Aunque personalmente consideraba que diez horas de tren, más una travesía de treinta y seis, podían resultar mucho más nocivos para el niño, se guardó de exteriorizar esa inquietud. Había aprendido a no discutir con Consuelo por pequeñeces.

El caso tenía un lado bueno, pensó; le permitiría, al menos así lo esperaba, matar dos pájaros de un tiro: despedir a Consuelo en el barco y visitar a Eugenia -con miras a un último intento de conseguir que se aviniera a una separación pactada- en Cádiz, en el instituto religioso, recomendado por el archiconservador padre Anselmo, donde había ella emprendido, con su misteriosa y acostumbrada presciencia, un retiro espiritual, sin duda para rogar por el retorno de su esposo al sano juicio y a la vereda de la vida conyugal.

El desasosiego de Bernal ante la perspectiva de perder el expreso nocturno de Cádiz iba en aumento, pues la Renfe se estaba esforzando por que sus servicios salieran puntualmente, aun cuando mostrase menos empeño en lo referente a la exactitud de las llegadas. En ese momento avistó a Consuelo, radiante, que se abría paso entre el público, ya menos numeroso, bajo el reloj de la estación, de cuádruple esfera, que indicaba las 10.26. Tras ella, un maletero tiraba sudoroso de un carrito de dos ruedas cargado con cinco voluminosas maletas de piel de cerdo.

– Menos mal, Luchi, que se me ocurrió anticiparme y mandar el baúl al barco- le dijo, al tiempo que le abrazaba.

Bernal reparó por primera vez en que la inclinación de los hombros y su paso torpe empezaban a delatar su embarazo clandestino.

– Ya no alcanzamos a llevar el equipaje al furgón, Chelo. Tendré que dejártelo en el compartimento.

Le había conseguido una cama en el coche número 051, en primera clase, que iba a tener que compartir -y eso le divirtió a él- con tres monjas. Bernal, por su parte, habría de probar suerte en una litera de un compartimento de seis. Amontonado ya en lugar seguro el equipaje -causa de asombro para las religiosas que desde luego viajaban con muy poca impedimenta-, Bernal se llevó a Consuelo al vagón restaurante, a fin de tomar una cena ligera. En ese preciso momento la máquina emitió tres agudos silbidos, y el tren nocturno de Cádiz salió de la estación de Atocha.

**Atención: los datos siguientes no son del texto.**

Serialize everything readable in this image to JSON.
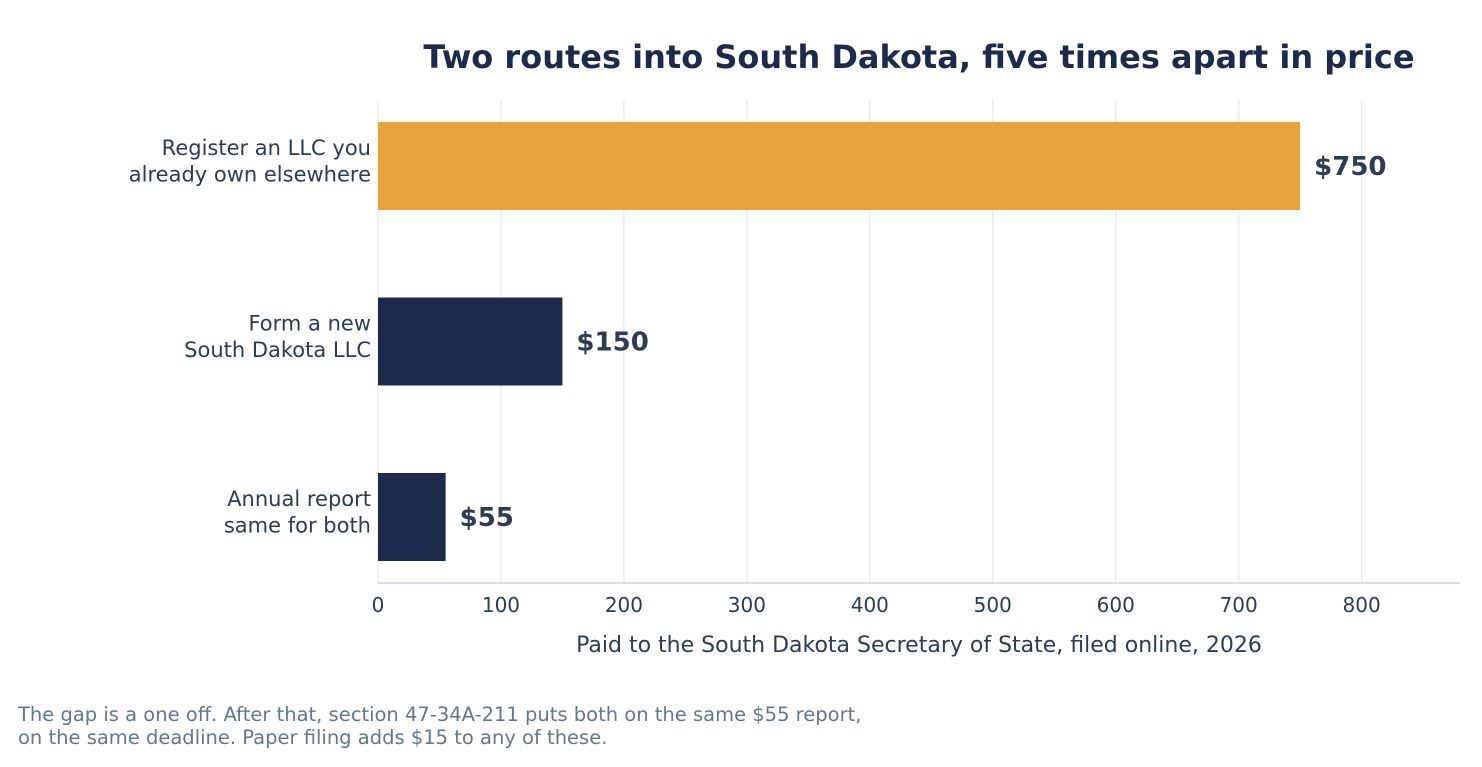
{
  "chart_data": {
    "type": "bar",
    "orientation": "horizontal",
    "title": "Two routes into South Dakota, five times apart in price",
    "xlabel": "Paid to the South Dakota Secretary of State, filed online, 2026",
    "ylabel": "",
    "xlim": [
      0,
      880
    ],
    "x_ticks": [
      0,
      100,
      200,
      300,
      400,
      500,
      600,
      700,
      800
    ],
    "grid": "vertical",
    "categories": [
      [
        "Register an LLC you",
        "already own elsewhere"
      ],
      [
        "Form a new",
        "South Dakota LLC"
      ],
      [
        "Annual report",
        "same for both"
      ]
    ],
    "values": [
      750,
      150,
      55
    ],
    "value_labels": [
      "$750",
      "$150",
      "$55"
    ],
    "bar_colors": [
      "#e8a33d",
      "#1c2b4b",
      "#1c2b4b"
    ]
  },
  "caption": {
    "lines": [
      "The gap is a one off. After that, section 47-34A-211 puts both on the same $55 report,",
      "on the same deadline. Paper filing adds $15 to any of these."
    ]
  },
  "colors": {
    "title": "#1c2b4b",
    "text": "#2d3b55",
    "grid": "#e6e8ef",
    "axis": "#cfd3e6",
    "caption": "#66768f"
  }
}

– En mi caso va a ser repetición, Luchi: mi hermano y su mujer no me dejaron salir de su casa sin haber comido. Mi madre, aunque parece que se encuentre mal con ellos, ya había empezado a refunfuñar. No comprende, dice, que me haya avenido a ese traslado de seis meses a la sucursal de Las Palmas.

Mientras despachaban sendos cocteles de gambas, regados con una botella de Marqués de Murrieta, Bernal se refirió a los viejos tiempos anteriores a la democracia, cuando no hubiesen podido permitirse que les vieran viajar juntos.

– Luchi, ¿tú crees que Eugenia llegará a consentir en lo del divorcio? Ya sabes que si se niega, a mí no me importa.

– No lo sé, Chelo. Antes de salir de Madrid, se oponía por completo, pero en Cádiz, como habrá tenido tiempo para meditarlo, lo volveré a intentar. En todo caso, y aunque se resista, yo puedo presentar la demanda. Sólo que el trámite es más largo, y me gustaría que el niño venga al mundo con todos sus derechos legales, aunque sea canario.

– ¿Qué te hace pensar que ha de ser otro varón? -bromeó ella-. ¿Por qué no puede ser una grancanarita?